1. jsr358
  2. JSR358-49

Ambiguity of Specification, Content and License causes Spec Leads to ignore it or use other licenses


    • Type: Bug Bug
    • Status: Open
    • Priority: Major Major
    • Resolution: Unresolved
    • Component/s: Licensing
    • Labels:


      The Process Document under Definitions
      >Java Specification (Specification): A written specification for some aspect of the Java technology. This includes the language, virtual >machine, Platform Editions, Profiles, and application programming interfaces.

      Several Spec Leads and related organizations interpret "Specification" only as the first part of that, "A written specification for some aspect of the Java technology." ignoring the remaining definition, especially "and application programming interfaces."

      This first became clear, when I looked at all aspects of JSR 330, Dependency Injection, including Spec, RI and TCK prior to my vote.
      While, Bob Lee may have been misinformed, and we know, 330 was rushed into Java EE 6 not to miss the Release Train and still be used by CDI, that JSR and several others, mostly EE and non-Oracle lead have applied the same practice. It also looks the same for JSR 352, Batch, all the way down to the Java sources of the Specification which say "Apache License".

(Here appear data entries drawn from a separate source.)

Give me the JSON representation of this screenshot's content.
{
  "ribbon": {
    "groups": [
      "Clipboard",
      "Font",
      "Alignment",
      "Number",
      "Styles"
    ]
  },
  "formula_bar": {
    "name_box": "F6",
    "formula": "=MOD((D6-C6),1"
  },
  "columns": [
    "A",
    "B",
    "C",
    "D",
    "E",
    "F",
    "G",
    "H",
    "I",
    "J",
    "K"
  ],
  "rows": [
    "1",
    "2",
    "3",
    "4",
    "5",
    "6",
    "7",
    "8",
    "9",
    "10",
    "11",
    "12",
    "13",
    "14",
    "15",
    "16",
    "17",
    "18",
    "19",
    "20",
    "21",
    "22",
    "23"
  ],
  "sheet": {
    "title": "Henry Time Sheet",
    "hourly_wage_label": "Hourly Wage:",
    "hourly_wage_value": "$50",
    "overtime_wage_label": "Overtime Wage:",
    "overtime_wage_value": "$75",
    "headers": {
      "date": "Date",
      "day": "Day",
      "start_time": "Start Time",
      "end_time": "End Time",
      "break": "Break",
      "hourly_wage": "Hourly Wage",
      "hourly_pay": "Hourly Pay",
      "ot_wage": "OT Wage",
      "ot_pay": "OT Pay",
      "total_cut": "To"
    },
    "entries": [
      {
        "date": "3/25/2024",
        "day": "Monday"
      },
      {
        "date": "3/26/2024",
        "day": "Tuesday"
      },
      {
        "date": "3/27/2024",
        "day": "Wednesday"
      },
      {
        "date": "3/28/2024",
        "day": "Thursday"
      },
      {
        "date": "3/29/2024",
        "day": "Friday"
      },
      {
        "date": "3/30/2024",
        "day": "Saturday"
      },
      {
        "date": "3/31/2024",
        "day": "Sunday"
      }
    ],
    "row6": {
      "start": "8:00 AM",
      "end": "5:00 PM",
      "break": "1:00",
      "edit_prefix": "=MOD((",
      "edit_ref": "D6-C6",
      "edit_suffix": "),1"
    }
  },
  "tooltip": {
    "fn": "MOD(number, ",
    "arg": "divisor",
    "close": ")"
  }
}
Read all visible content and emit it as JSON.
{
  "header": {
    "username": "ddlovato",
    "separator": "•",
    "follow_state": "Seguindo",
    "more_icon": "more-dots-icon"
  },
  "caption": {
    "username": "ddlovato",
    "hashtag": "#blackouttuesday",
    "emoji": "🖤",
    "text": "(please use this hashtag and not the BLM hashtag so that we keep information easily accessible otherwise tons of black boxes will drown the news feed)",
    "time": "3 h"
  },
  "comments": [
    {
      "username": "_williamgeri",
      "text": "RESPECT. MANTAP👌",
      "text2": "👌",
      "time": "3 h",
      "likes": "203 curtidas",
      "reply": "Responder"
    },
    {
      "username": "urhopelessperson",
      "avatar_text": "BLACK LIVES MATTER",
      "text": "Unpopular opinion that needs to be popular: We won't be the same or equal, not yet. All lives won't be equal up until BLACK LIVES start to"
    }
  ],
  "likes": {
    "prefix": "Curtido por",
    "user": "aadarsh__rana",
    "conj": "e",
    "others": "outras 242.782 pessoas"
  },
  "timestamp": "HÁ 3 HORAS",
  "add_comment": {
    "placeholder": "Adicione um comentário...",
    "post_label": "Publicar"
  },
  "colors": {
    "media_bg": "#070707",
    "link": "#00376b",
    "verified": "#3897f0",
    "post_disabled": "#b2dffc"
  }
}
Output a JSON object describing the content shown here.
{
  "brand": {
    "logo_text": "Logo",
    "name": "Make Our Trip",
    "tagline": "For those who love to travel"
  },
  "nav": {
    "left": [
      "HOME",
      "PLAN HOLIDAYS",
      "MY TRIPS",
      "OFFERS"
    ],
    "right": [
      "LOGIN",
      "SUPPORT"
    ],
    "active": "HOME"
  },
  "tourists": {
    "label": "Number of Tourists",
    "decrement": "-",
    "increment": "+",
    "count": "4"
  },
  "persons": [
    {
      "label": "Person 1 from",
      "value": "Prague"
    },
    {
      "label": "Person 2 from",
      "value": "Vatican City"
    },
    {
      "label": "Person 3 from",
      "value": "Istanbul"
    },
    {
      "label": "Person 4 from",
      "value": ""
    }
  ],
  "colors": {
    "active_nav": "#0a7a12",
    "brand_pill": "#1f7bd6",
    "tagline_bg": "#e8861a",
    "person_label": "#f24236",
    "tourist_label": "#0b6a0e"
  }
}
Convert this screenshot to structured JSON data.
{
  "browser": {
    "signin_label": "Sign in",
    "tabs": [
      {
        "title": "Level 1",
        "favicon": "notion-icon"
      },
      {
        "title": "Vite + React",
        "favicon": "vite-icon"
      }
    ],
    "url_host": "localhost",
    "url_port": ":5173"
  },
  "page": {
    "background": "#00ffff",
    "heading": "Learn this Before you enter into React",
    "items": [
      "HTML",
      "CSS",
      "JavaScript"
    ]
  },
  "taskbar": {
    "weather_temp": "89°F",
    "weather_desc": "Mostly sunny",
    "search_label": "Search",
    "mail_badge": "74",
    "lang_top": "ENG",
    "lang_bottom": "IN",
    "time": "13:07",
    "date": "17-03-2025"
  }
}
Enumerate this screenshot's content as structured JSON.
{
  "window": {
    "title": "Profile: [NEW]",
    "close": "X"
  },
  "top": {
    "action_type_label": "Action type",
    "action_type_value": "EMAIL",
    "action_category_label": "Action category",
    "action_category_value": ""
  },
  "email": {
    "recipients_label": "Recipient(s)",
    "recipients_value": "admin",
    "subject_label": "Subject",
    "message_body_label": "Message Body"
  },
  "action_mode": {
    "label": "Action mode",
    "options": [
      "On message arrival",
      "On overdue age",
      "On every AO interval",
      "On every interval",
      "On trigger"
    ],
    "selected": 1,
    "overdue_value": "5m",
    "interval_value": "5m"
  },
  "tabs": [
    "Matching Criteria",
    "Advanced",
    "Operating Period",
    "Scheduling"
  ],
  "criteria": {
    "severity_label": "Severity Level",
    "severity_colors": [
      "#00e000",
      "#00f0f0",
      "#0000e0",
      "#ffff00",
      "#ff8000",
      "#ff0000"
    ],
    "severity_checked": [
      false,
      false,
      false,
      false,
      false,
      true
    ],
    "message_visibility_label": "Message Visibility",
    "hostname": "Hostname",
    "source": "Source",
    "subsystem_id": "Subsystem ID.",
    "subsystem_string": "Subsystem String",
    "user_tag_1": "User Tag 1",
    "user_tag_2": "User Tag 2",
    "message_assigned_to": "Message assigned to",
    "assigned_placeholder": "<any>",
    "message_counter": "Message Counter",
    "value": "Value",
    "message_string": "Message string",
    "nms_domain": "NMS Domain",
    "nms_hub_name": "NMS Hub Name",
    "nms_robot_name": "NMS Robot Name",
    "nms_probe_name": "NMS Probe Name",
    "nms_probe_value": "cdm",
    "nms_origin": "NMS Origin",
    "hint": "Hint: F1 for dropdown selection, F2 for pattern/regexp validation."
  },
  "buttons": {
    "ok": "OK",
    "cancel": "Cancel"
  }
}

      This seems to be a common question of Spec Leads, e.g. one said:
      >We license all software artifacts, including JavaDoc, API jars etc. under the Apache License 2. It's only the Spec text that is >licensed differently, AIUI.
      So several Spec Leads assume, the Spec License was a "Shrinkwrap" license, before you download the Spec text (the "written specification for some aspect of the Java technology.") from JCP.org, but is otherwise irrelevant to their JCP or its users.

      Hence, where the Spec API is "really" downloaded from in everyday life, Maven, Artifactory, Eclipse P2 or similar Software repositories, none of the specs ever even mention a Spec License. Those who do also use Apache or a respective other license, usually that of the RI. Others may not mention a license, mainly Oracle lead specs, who leave the (Maven) POM or similar metafiles empty.
      With few exceptions like the Java EE 6 Web Profile, or newer JSRs by Oracle to be included in Java EE 7.

      • If the Spec License really does only apply to the written document, not any API or actual Java code, then there is no action required.
      • If this is not the case, both Process Document, and probably other resources like Spec Lead Guide should be revised and improved for a better understanding by Spec Leads and EG Members.

      For most Build Tools like Maven, this could also be supported by plugins like "License Maven Plugin" to check and adjust licenses.